Nem a oposição venezuelana imaginou que o presidente Hugo Chávez conseguiria concentrar tanto poder em tão curto espaço de tempo. Uma comissão de juristas ligada aos movimentos contrários a Chávez concluiu ontem que o instrumento legal conhecido como Lei Habilitante - com o qual Assembléia Nacional dará ao presidente poderes para governar por decreto -, na prática, funciona como a renúncia do Poder Legislativo e um 'cheque em branco' para Chávez.

'A aprovação desse dispositivo configura um abandono da função legislativa por parte da Assembléia Nacional e um atentado ao princípio da separação dos poderes', diz, em tom indignado, um relatório preliminar dessa comissão, coordenada pelo advogado Gerardo Fernández. 'Ele elimina o procedimento de formação da lei e o debate parlamentar. É um cheque em branco para o presidente da República', completa.

A Lei Habilitante foi aprovada pela Assembléia em primeira votação anteontem. Segundo o jornal El Universal, até o domingo serão realizadas assembléias populares para que a população faça sugestões sobre o seu texto e, na próxima semana, será formado um comitê parlamentar para discuti-lo.

A segunda e definitiva votação está prevista para a próxima semana. Como os aliados de Chávez ocupam 100% das cadeiras da Assembléia (a oposição boicotou as últimas eleições legislativas na Venezuela), praticamente não há dúvida de que o projeto do presidente será aprovado sem mudanças substanciais.

Instrumento legal previsto na Constituição venezuelana para agilizar a implementação de leis em situações de crise, a Habilitante permite que o Legislativo atribua parte de suas funções ao Executivo. Depois da sua aprovação, o presidente pode impor leis sem que elas tenham de ser votadas na Assembléia por um tempo delimitado, com propósitos específicos e em áreas determinadas no texto da Habilitante.

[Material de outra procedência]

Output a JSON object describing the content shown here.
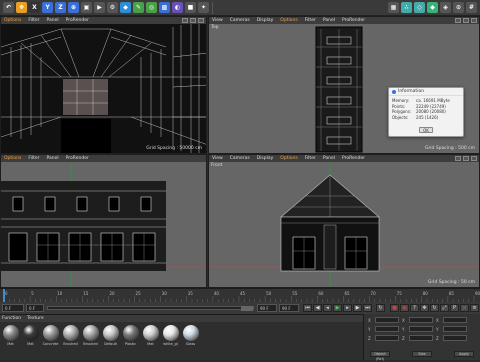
{
  "colors": {
    "accent": "#f0a040",
    "bg": "#2b2b2b",
    "viewport": "#666666",
    "dialog": "#f2f2f2"
  },
  "toolbar": {
    "buttons": [
      {
        "name": "undo-icon",
        "glyph": "↶",
        "bg": "#555"
      },
      {
        "name": "move-tool-icon",
        "glyph": "✥",
        "bg": "#e9a020"
      },
      {
        "name": "close-x-icon",
        "glyph": "X",
        "bg": "#333"
      },
      {
        "name": "axis-y-icon",
        "glyph": "Y",
        "bg": "#3a6fd8"
      },
      {
        "name": "axis-z-icon",
        "glyph": "Z",
        "bg": "#3a6fd8"
      },
      {
        "name": "coord-system-icon",
        "glyph": "⊕",
        "bg": "#3a6fd8"
      },
      {
        "name": "render-view-icon",
        "glyph": "▣",
        "bg": "#555"
      },
      {
        "name": "render-picture-icon",
        "glyph": "▶",
        "bg": "#555"
      },
      {
        "name": "render-settings-icon",
        "glyph": "⚙",
        "bg": "#555"
      },
      {
        "name": "cube-primitive-icon",
        "glyph": "◆",
        "bg": "#2a8fd8"
      },
      {
        "name": "pen-spline-icon",
        "glyph": "✎",
        "bg": "#4a9f4a"
      },
      {
        "name": "generator-icon",
        "glyph": "◎",
        "bg": "#4a9f4a"
      },
      {
        "name": "deformer-icon",
        "glyph": "▩",
        "bg": "#3a6fd8"
      },
      {
        "name": "environment-icon",
        "glyph": "◐",
        "bg": "#6a4fb8"
      },
      {
        "name": "camera-icon",
        "glyph": "■",
        "bg": "#555"
      },
      {
        "name": "light-icon",
        "glyph": "✦",
        "bg": "#555"
      }
    ],
    "right_buttons": [
      {
        "name": "edit-mode-icon",
        "glyph": "▦",
        "bg": "#555"
      },
      {
        "name": "points-mode-icon",
        "glyph": "∴",
        "bg": "#4aa"
      },
      {
        "name": "edges-mode-icon",
        "glyph": "◇",
        "bg": "#4aa"
      },
      {
        "name": "polygons-mode-icon",
        "glyph": "◆",
        "bg": "#3ab07a"
      },
      {
        "name": "uv-mode-icon",
        "glyph": "◈",
        "bg": "#555"
      },
      {
        "name": "snap-icon",
        "glyph": "⊙",
        "bg": "#555"
      },
      {
        "name": "workplane-icon",
        "glyph": "#",
        "bg": "#555"
      }
    ]
  },
  "viewports": {
    "perspective": {
      "menu": [
        "Options",
        "Filter",
        "Panel",
        "ProRender"
      ],
      "active_index": 0,
      "grid": "Grid Spacing : 50000 cm"
    },
    "top": {
      "menu": [
        "View",
        "Cameras",
        "Display",
        "Options",
        "Filter",
        "Panel",
        "ProRender"
      ],
      "active_index": 3,
      "label": "Top",
      "grid": "Grid Spacing : 500 cm"
    },
    "right": {
      "menu": [
        "Options",
        "Filter",
        "Panel",
        "ProRender"
      ],
      "active_index": 0,
      "grid": "Grid Spacing : 500 cm"
    },
    "front": {
      "menu": [
        "View",
        "Cameras",
        "Display",
        "Options",
        "Filter",
        "Panel",
        "ProRender"
      ],
      "active_index": 3,
      "label": "Front",
      "grid": "Grid Spacing : 50 cm"
    }
  },
  "info_dialog": {
    "title": "Information",
    "rows": [
      {
        "key": "Memory:",
        "value": "ca. 16691 MByte"
      },
      {
        "key": "Points:",
        "value": "22249 (22749)"
      },
      {
        "key": "Polygons:",
        "value": "20080 (20080)"
      },
      {
        "key": "Objects:",
        "value": "245 (1426)"
      }
    ],
    "ok": "OK"
  },
  "timeline": {
    "ticks": [
      "0",
      "5",
      "10",
      "15",
      "20",
      "25",
      "30",
      "35",
      "40",
      "45",
      "50",
      "55",
      "60",
      "65",
      "70",
      "75",
      "80",
      "85",
      "90"
    ]
  },
  "controls": {
    "start": "0 F",
    "current": "0 F",
    "end": "90 F",
    "end2": "90 F",
    "frame": "0 F"
  },
  "materials": {
    "menu": [
      "Function",
      "Texture"
    ],
    "items": [
      {
        "name": "Mat",
        "color": "#8a8a8a"
      },
      {
        "name": "Mat",
        "color": "#3a3a3a"
      },
      {
        "name": "Concrete",
        "color": "#9a9a9a"
      },
      {
        "name": "Brushed",
        "color": "#b0b0b0"
      },
      {
        "name": "Brushed",
        "color": "#a8a8a8"
      },
      {
        "name": "Default",
        "color": "#c8c8c8"
      },
      {
        "name": "Plastic",
        "color": "#7a7a7a"
      },
      {
        "name": "Mat",
        "color": "#d0d0d0"
      },
      {
        "name": "white_gl",
        "color": "#e6e6e6"
      },
      {
        "name": "Glass",
        "color": "#cfd8e4"
      }
    ]
  },
  "attributes": {
    "labels": [
      "X",
      "Y",
      "Z"
    ],
    "button1": "Object (Rel)",
    "button2": "Size",
    "button3": "Apply"
  }
}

Esse dispositivo foi utilizado por Chávez em 2001, quando entraram em vigor, por decreto, 49 leis, como a Lei de Terras e a de Hidrocarbonetos. A nova Lei Habilitante, porém, é mais polêmica por ser muito ampla e porque agora Chávez também quer reformar a Constituição.

Segundo seu texto, Chávez terá 18 meses para impor decretos em 10 áreas. Uma delas é 'economia e sociedade', na qual as leis devem ter como objetivo 'transformar o paradigma capitalista e preservar a função social da propriedade'. Outra é a 'financeira e tributária', em que há metas como 'promover investimentos para o desenvolvimento endógeno do país'.

Também estão incluídas as áreas 'instituições estatais', 'segurança pública e jurídica', 'organização territorial', 'infra-estrutura e serviços', 'defesa', entre outras. O difícil é pensar no que o presidente não poderá fazer.